Every few months doctors from medical research centers seem to announce another major breakthrough in the search to cure AIDS. Standing before a group of anxious reporters, the doctors explain in layman's terms the genetic and protein makeup of the AIDS virus which has the popular reputation as one of the deadliest diseases known.
Since the first American AIDS case was diagnosed in 1979, doctors have made the Harvard Medical Area one of most important centers for AIDS research in the world. A group of them has been responsible for pioneering work in the way the virus reproduces itself. Another group has discovered relatives to the AIDS virus.

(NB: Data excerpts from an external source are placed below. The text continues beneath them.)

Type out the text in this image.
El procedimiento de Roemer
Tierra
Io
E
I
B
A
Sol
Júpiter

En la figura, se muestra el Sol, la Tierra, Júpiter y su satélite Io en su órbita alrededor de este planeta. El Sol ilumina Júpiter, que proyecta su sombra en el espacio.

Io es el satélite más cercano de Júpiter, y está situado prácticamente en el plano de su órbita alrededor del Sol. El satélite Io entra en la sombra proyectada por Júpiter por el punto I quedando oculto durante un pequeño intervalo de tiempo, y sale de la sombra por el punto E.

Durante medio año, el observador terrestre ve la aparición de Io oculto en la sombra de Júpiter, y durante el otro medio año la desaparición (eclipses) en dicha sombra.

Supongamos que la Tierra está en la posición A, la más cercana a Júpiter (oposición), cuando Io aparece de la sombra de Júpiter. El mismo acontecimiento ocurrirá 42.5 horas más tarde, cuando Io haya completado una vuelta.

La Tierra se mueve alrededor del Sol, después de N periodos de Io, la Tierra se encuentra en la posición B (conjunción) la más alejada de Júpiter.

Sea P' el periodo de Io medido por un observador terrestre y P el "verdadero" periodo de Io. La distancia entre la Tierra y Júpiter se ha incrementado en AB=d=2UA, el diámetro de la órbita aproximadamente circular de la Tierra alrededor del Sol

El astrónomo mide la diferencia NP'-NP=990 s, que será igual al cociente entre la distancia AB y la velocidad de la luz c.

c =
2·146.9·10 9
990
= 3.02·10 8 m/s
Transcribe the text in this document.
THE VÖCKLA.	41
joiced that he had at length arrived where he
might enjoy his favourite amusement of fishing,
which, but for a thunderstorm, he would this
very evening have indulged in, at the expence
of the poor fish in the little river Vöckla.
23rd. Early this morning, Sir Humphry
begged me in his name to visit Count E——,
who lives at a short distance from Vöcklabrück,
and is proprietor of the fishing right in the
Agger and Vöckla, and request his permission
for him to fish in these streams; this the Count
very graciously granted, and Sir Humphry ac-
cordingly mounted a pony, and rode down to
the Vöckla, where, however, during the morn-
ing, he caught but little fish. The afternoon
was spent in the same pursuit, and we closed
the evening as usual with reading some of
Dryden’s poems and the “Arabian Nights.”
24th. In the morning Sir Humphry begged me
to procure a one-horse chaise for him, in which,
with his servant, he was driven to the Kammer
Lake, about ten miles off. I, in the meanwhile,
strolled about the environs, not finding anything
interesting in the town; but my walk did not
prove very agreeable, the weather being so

But connecting these complex medical discoveries to an actual cure is another matter. Harvard researchers hope their work will pave the way to either a vaccine, which would keep people from being infected, or a drug, which would help kill or control the AIDS virus. Their work is also devoted to developing tests to catch people who are carrying the virus and determining how many of them will actually get sick.
However, the road to a cure or preventive treatment for AIDS may well be a long one, Harvard researchers say. "We have a lot of work to do," says Dr. William Haseltine, who directs AIDS research at the Harvard-affiliated Dana-Farber Cancer Institute. "We have to be prepared for the long haul. We should make plans to work on this systematically for 10 to 15 years."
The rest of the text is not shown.